Saturday, November 21, 2015

What could have been a five minute conversation

November 18th
Morning in Te Anau @ Sandfly Cafe
Solo!

I haven't written in awhile. Yesterday promised to be all down time and solo. I thought I would have had a lot more time to read and write but the girls ended up being around much more than I expected, and I surprisingly chose to hang out with them in the morning and the evening for a bit.

The last 24 hours have been very healing for not, not just physically but emotionally as well. I spent the day sorting through my ideas and thoughts on how I'd like to plan the next few weeks/last month of my trip. In the end, I decided against coming back to Te Anau to hike the Kepler, and instead, head straight on to my next work exchange. I'm so excited for all three that I have secured! I'm beyond excited to start that leg of my trip! I'm so ready to be solo again.

Our hosts in Te Anau - Rosie and Alastair - are pure gems. What they have provided to us travellers is unmatched  anywhere I've ever been. The smiles, the open arms, advice, support, flexibility, ease, and the comfort of their home is so special. Yesterday, I was the guest hanging at the house while Rosie and Alastair worked on the garden and deck, respectively. I thought multiple times to offer my help. It was honestly hard not to, but I knew my down time was limited so I held back. I took a stroll into the back garden to snap a shot of my backpacking clothes on the line and take a gander at the vegetable garden they had told me about. Rosie was in the tomato greenhouse they have because it gets too cold for tomatoes to survive otherwise.
What could have been a five minute conversation about the garden turned into an hour long emotional exchange about life, family, death and cancer.
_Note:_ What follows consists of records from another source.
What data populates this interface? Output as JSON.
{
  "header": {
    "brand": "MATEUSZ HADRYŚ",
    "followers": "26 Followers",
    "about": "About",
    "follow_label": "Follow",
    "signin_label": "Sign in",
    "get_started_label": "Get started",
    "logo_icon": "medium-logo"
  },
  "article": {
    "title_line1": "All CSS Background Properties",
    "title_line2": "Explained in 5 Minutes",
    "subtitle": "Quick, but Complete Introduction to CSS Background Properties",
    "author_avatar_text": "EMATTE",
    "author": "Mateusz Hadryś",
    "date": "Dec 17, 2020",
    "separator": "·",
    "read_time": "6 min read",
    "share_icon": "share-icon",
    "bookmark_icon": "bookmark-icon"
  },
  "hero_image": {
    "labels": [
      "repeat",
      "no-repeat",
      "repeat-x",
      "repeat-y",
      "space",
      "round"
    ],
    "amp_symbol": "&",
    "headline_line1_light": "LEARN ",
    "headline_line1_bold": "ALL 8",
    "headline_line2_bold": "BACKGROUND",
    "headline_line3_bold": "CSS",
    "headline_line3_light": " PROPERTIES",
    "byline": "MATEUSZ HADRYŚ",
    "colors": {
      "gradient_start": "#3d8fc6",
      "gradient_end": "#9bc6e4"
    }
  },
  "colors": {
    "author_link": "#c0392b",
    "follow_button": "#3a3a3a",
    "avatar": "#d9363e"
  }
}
We both had tears in our eyes at certain times, a few moments at the same time. Her tears touched me so deeply.

The water first started culminating in her eyes after she told me that she had bowel cancer. After I immediately asked how she's doing now she promptly answered me that's it's gone and taken care of now. She later explained they removed part of her bowels along with an 8cm tumor. But the part of her story that touched me the most was when she shared what was the most difficult part of all of it for her - " telling my children." Her eyes welled up with tears and the edges of her skin around her eyes turned red. "I couldn't even bare to tell them on the phone. That was the hardest email I've ever written. It was heartbreaking." My mind immediately went to that moment when I was sitting in the TV room of Tombstone Backpackers in Picton, New Zealand, on a Google Hangout with my mom and brother,while my mom broke the devastating news. She was pretty calm and collected and strong and held herself together while j pinched my face and feelings as hard as I could in order to keep from breaking down in the heaviest, hardest, loudest sobs my body could expel.

Rosie kept the diagnosis from her children for two weeks. Mom kept it from us in various ways - weeks or months after beginning to get tested. But just a few days after the official diagnosis. Would have been less is I wasn't doing a solo roadtrip around remote coasts on the Norht East side of the South Island.
Rosie told me about how one of her daughters, Tara, refused to listen to her sentiments that everything is fine and that there was nothing the kids could do. That girl hopped on a plane two days later and stayed for a month. And she had a full time job. I expressed my understanding of Tara's actions - "sometimes it harder to be away."

We both talked about how it brought us closer to our families and built stronger relationships. She asked about my dad, and after informing her that he had passed away when I was 14, she instantly understood how strong my bond is with my brother. "Oh you two are everything to each other."

"Yes, exactly." I shared my appreciation for his patience, support and not just welcoming me, but insisting I move into his home.

She assured me how much it meant to my mom that I came home and that every little thing i said and did was greatly appreciated. I knew this already and Mom did express her gratitude very often in our last few weeks together. But, hearing it again from another mom was like heading it again from my own mom's lips.

She told me about her plans for the holidays - all the kids and their families are coming home. This morning, as we said our goodbyes, we also shared a nice long hug - a real hug, the good one's that you can feel and is healing. Her last words to words me will ring in my head for days and months to come: "You'll have bad days. And that's okay. But hopefully you start to get fewer and fewer bad days as time goes on." I knew this already. I've expressed it to others. I accept and embrace it. But, it's so nice to hear it from someone else, who clearly knows what it's like. She's had a lot of death and suffering around her. Not just her own health, but her mom had Alzheimer's, her sister had cancer, she has neighbors and friends who've battled cancer (or their loved one's had) and who've lost children to motorbike accidents and PTSD suicide.
"It's heartbreaking, but it's life." We both agreed on this point. We also both agreed it's interesting and amazing how it changes you and you have to embrace the times when you change. We are not constant beings, we are constantly changing. But all of it makes every moment more meaningful.

I will never forget Rosie. I doubt I'll ever erase the vision of her watery, red eyes and the breathtaking snow capped mountains behind her as we exchanged our stories in the garden. I am forever grateful for her hospitality, time, empathy, love, and of course, those two hugs. I needed those really badly.